Earler in the day in a tacky dollar store in a tacky, worn out Mississippi delta town, surrounded by legions a different color than I, standing with red eyes and a handkerchief in my hand, I bought a tacky, synthetic wreath and sympathy card. While bearing witness to the wind and the thought of your spirit riding upon it, I took out my trusty leatherman tool, wiped the vapor wrap off of it, and wired that little wreath to the fence.
As I turned and cursed the demons of gravity, I could only wonder. Was it your proclivity for morning herbs that took you? Was it a sense of courage that robbed us of you? Was it just plain carelessness? Did a normally steady piece of steel have a missing bolt or nut? What was it Shane? What took you?
After a while I just started the car and slowly eased on down Highway 82. As I passed the big 400 footer behind the old K-Mart I looked up at the DB812′s and remembered the howling wind in my ears as I tried to seat those 24 foot monsters. God knows, I’ve been stupid a hundred times, and I did stupid stuff on that install, but somehow I made it through one more day. You, however, did not.
I’m sorry for your kids, I’m sorry for your co-workers who had to witness it. I feel for the owner, for you see, I too have had to endure the OHSA investigation that comes with a fatality. I too have had to open the citation envelope and have not only the guilt that comes from the loss, but the financial pain that goes with it.
In some states (Arkansas included) the workmens comp death benefit goes out the window if the deceased tests positive for chemicals. I hope that is not the case in Mississippi, or at least I hope that your screen came back clean. Being a widow surely is not fun at such a young age. Being broke in addition would only make things worse.
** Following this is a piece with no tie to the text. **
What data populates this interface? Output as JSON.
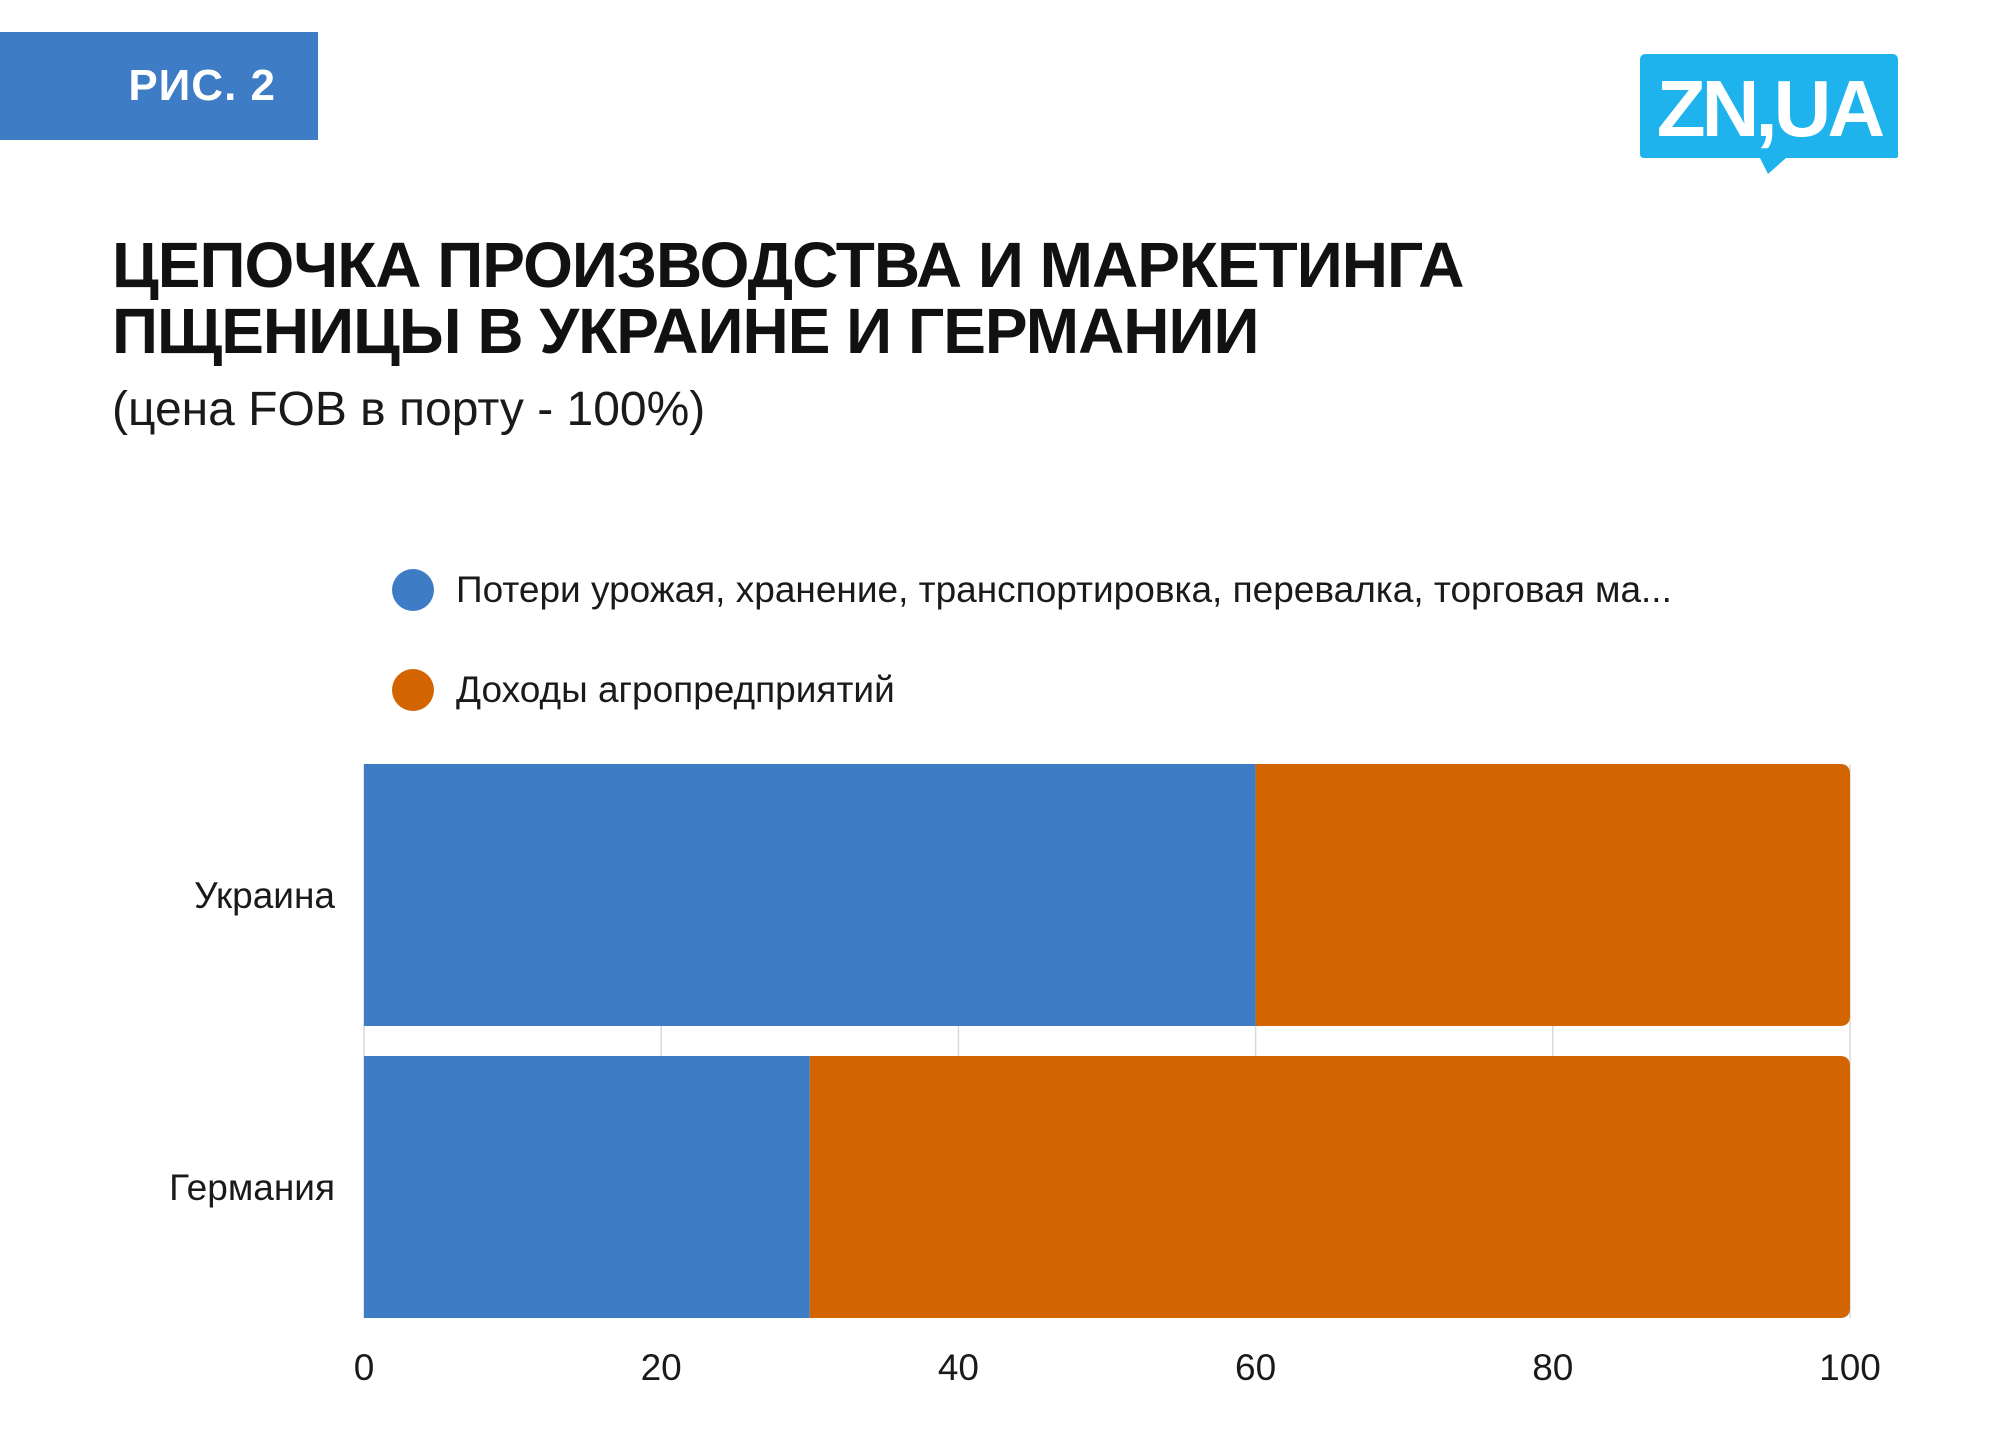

I’m sorry I missed you today Shane. I’m sorry I won’t ever get to meet you in person, but will have to depend on the stories of your fellow workers to describe who you were. I’m sorry that your accident happened and I wish I could turn back the hands of time to take it all away, but I can’t.
So today Shane, since I did a few things for you, you can do a few things for me. Next time some 28 year old kid decides to hot shot it or big dog it while on the steel, I want you to show up and whisper loudly in his ear to get that decel clamped down in a good spot. I want you to help him give a damn about his wife and three kids at home, and I want you to let him know that even though he
has hit a home run a thousand times in the past, he could strike out this day, and this could be his last time at bat, as it was yours.
I hope you’ll do that for me Shane. I really don’t want to buy any more cheap plastic wreaths at smelly dollar stores in dirty little towns and I don’t want to stand on gravel driveways with the wind whistling by me as I try to make sense of why we do what we do, and why we can’t seem to do anything else and be happy.